O bizarro explicado pela ciência

Acontece uma coisa estranha quando se usa elixir depois de exercício físico

Aaron Favila / AP

Nem todas as bactérias são más para a saúde.

Nos anúncios da televisão tudo parece simples: as pessoas utilizam elixir oral que instantaneamente neutraliza todas as bactérias nocivas que se escondem na boca. Mas o que realmente acontece quando bochechamos com produtos químicos antibacterianos?

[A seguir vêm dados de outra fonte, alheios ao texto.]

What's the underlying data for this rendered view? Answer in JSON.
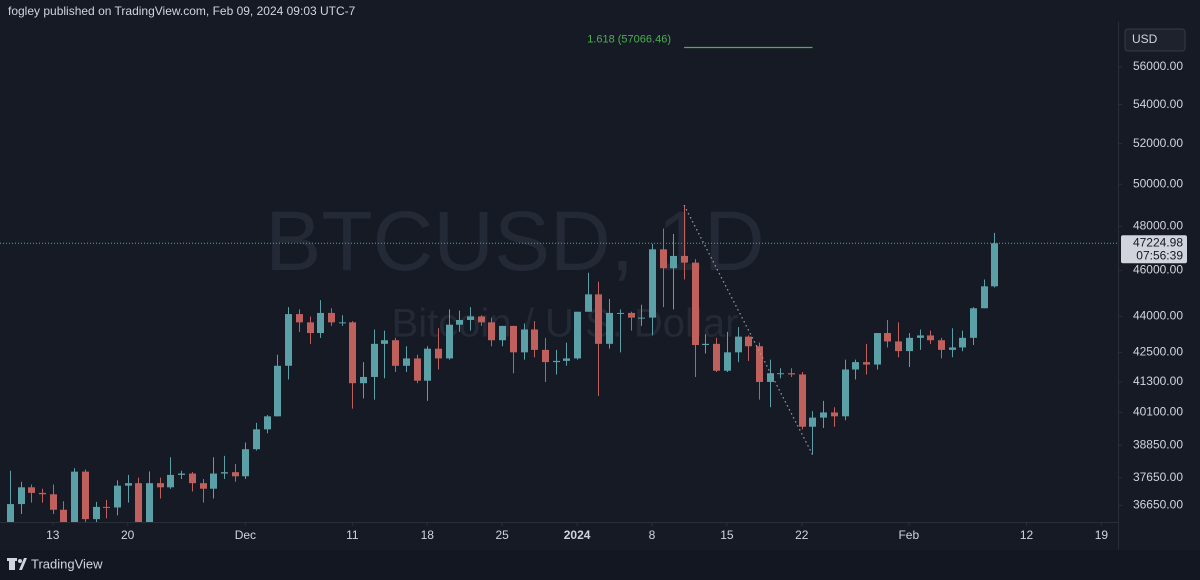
{
  "header": "fogley published on TradingView.com, Feb 09, 2024 09:03 UTC-7",
  "footer": "TradingView",
  "chart_data": {
    "type": "candlestick",
    "watermark": "BTCUSD, 1D",
    "watermark_subtitle": "Bitcoin / U.S. Dollar",
    "currency": "USD",
    "log_scale": true,
    "up_color": "#5aa0a6",
    "down_color": "#c0605d",
    "open": [
      35600,
      36700,
      37300,
      37100,
      37050,
      36500,
      35550,
      37870,
      36170,
      36600,
      36580,
      37360,
      37450,
      35800,
      37450,
      37300,
      37750,
      37800,
      37450,
      37250,
      37800,
      37850,
      37700,
      38700,
      39450,
      39950,
      41950,
      44100,
      43750,
      43300,
      44150,
      43750,
      43750,
      41250,
      41500,
      42850,
      43000,
      41950,
      42250,
      41350,
      42650,
      42250,
      43650,
      43850,
      44000,
      43750,
      43000,
      43600,
      42500,
      43450,
      42600,
      42100,
      42150,
      42250,
      44200,
      44950,
      42850,
      44150,
      44150,
      43950,
      43950,
      46950,
      46100,
      46650,
      46350,
      42800,
      42850,
      41750,
      42500,
      43150,
      42750,
      41300,
      41650,
      41650,
      41600,
      39550,
      39900,
      40100,
      39950,
      41800,
      42100,
      42000,
      43300,
      42950,
      42550,
      43100,
      43200,
      43000,
      42600,
      42700,
      43100,
      44350,
      45300
    ],
    "high": [
      37900,
      37500,
      37400,
      37250,
      37400,
      36800,
      38000,
      37950,
      36780,
      36850,
      37550,
      37750,
      37650,
      37880,
      37650,
      38400,
      37900,
      37850,
      37600,
      38400,
      38450,
      38150,
      38950,
      39700,
      40000,
      42400,
      44400,
      44300,
      44000,
      44700,
      44350,
      44050,
      43800,
      42100,
      43450,
      43400,
      43100,
      42750,
      42400,
      42750,
      43500,
      44300,
      44250,
      44400,
      44050,
      43950,
      43600,
      43600,
      43700,
      43800,
      43100,
      42600,
      42900,
      44200,
      45900,
      45500,
      44750,
      44300,
      44200,
      44500,
      47200,
      47900,
      47650,
      49000,
      46500,
      43250,
      43100,
      43350,
      43550,
      43200,
      42900,
      42200,
      41850,
      41850,
      41700,
      40150,
      40550,
      40300,
      42200,
      42200,
      42850,
      43300,
      43850,
      43750,
      43300,
      43450,
      43400,
      43100,
      43500,
      43400,
      44400,
      45600,
      47700
    ],
    "low": [
      35500,
      36350,
      36750,
      36750,
      36350,
      35100,
      35400,
      35600,
      35900,
      36200,
      36300,
      36750,
      35750,
      35650,
      36900,
      37250,
      37600,
      37150,
      36750,
      36900,
      37600,
      37500,
      37600,
      38650,
      39300,
      39950,
      41400,
      43350,
      42850,
      43100,
      43600,
      43600,
      40250,
      40650,
      40600,
      41450,
      41700,
      41700,
      41250,
      40550,
      41800,
      42200,
      43350,
      43400,
      43600,
      42750,
      42750,
      41650,
      42200,
      42300,
      41300,
      41600,
      41950,
      42200,
      44200,
      40750,
      42650,
      42500,
      43400,
      43600,
      43200,
      44400,
      44300,
      45600,
      41500,
      42450,
      41700,
      41700,
      42100,
      42150,
      40600,
      40300,
      41450,
      41500,
      39450,
      38500,
      39500,
      39550,
      39800,
      41400,
      41600,
      41800,
      42700,
      42300,
      41900,
      42600,
      42850,
      42250,
      42300,
      42550,
      42800,
      44350,
      45250
    ],
    "close": [
      36700,
      37300,
      37100,
      37050,
      36500,
      35550,
      37870,
      36170,
      36600,
      36580,
      37360,
      37450,
      35800,
      37450,
      37300,
      37750,
      37800,
      37450,
      37250,
      37800,
      37850,
      37700,
      38700,
      39450,
      39950,
      41950,
      44100,
      43750,
      43300,
      44150,
      43750,
      43750,
      41250,
      41500,
      42850,
      43000,
      41950,
      42250,
      41350,
      42650,
      42250,
      43650,
      43850,
      44000,
      43750,
      43000,
      43600,
      42500,
      43450,
      42600,
      42100,
      42150,
      42250,
      44200,
      44950,
      42850,
      44150,
      44150,
      43950,
      43950,
      46950,
      46100,
      46650,
      46350,
      42800,
      42850,
      41750,
      42500,
      43150,
      42750,
      41300,
      41650,
      41650,
      41600,
      39550,
      39900,
      40100,
      39950,
      41800,
      42100,
      42000,
      43300,
      42950,
      42550,
      43100,
      43200,
      43000,
      42600,
      42700,
      43100,
      44350,
      45300,
      47224.98
    ],
    "xlim": [
      -0.93,
      103.55
    ],
    "xticks": [
      {
        "value": 4,
        "label": "13"
      },
      {
        "value": 11,
        "label": "20"
      },
      {
        "value": 22,
        "label": "Dec"
      },
      {
        "value": 32,
        "label": "11"
      },
      {
        "value": 39,
        "label": "18"
      },
      {
        "value": 46,
        "label": "25"
      },
      {
        "value": 53,
        "label": "2024"
      },
      {
        "value": 60,
        "label": "8"
      },
      {
        "value": 67,
        "label": "15"
      },
      {
        "value": 74,
        "label": "22"
      },
      {
        "value": 84,
        "label": "Feb"
      },
      {
        "value": 95,
        "label": "12"
      },
      {
        "value": 102,
        "label": "19"
      }
    ],
    "ylim": [
      36070,
      58490
    ],
    "yticks": [
      {
        "value": 36650,
        "label": "36650.00"
      },
      {
        "value": 37650,
        "label": "37650.00"
      },
      {
        "value": 38850,
        "label": "38850.00"
      },
      {
        "value": 40100,
        "label": "40100.00"
      },
      {
        "value": 41300,
        "label": "41300.00"
      },
      {
        "value": 42500,
        "label": "42500.00"
      },
      {
        "value": 44000,
        "label": "44000.00"
      },
      {
        "value": 46000,
        "label": "46000.00"
      },
      {
        "value": 48000,
        "label": "48000.00"
      },
      {
        "value": 50000,
        "label": "50000.00"
      },
      {
        "value": 52000,
        "label": "52000.00"
      },
      {
        "value": 54000,
        "label": "54000.00"
      },
      {
        "value": 56000,
        "label": "56000.00"
      }
    ],
    "last_price": 47224.98,
    "countdown": "07:56:39",
    "fib": {
      "label": "1.618 (57066.46)",
      "level": 57066.46,
      "from": 63,
      "to": 75,
      "color": "#4caf50"
    },
    "trendline": {
      "from": [
        63,
        49000
      ],
      "to": [
        75,
        38500
      ]
    }
  }
}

Que reação provoca no nosso corpo e nos microorganismos que existem no nosso organismo e que até podem ser benéficos para a saúde?

Um estudo veio demonstrar que estes produtos têm efeitos subsequentes surpreendentes e que afetam mais do que a higiene dentária.

Numa experiência realizada por cientistas do Reino Unido e de Espanha descobriram que o simples ato de usar elixir após o exercício físico reduz um dos benefícios do exercício que é o de baixar a pressão arterial.

Quando fazemos exercício os nossos vasos sanguíneos dilatam-se em resposta à produção de óxido nítrico (NO), o que aumenta o diâmetro dos vasos sanguíneos. Este processo chama-se vasodilatação e aumenta a circulação do fluxo sanguíneo para os músculos ativos.

Os cientistas sempre pensaram que tal acontecia apenas durante o exercício, mas estudos mais recentes provaram que a circulação permanece alta (o que significa que a pressão arterial é reduzida) mesmo após o exercício - graças à forma como as bactérias interagem com um composto chamado nitrato (NO3), que se forma quando o óxido nítrico se degrada.

"Os estudos na última década mostraram que o nitrato pode ser absorvido nas glândulas salivares e excretado com a saliva na boca", explica o especialista em fisiologia Raul Bescos da Universidade de Plymouth, Reino Unido.

"Algumas espécies de bactérias na boca podem usar nitrato e converter-se em nitrito (NO2) - uma molécula muito importante que pode aumentar a produção de óxido nítrico no corpo".

Quando o nitrito é produzido e engolido com a saliva, ele é absorvido pela circulação sanguínea e reduz a óxido nítrico, que mantém os vasos sanguíneos dilatados e reduz a pressão sanguínea.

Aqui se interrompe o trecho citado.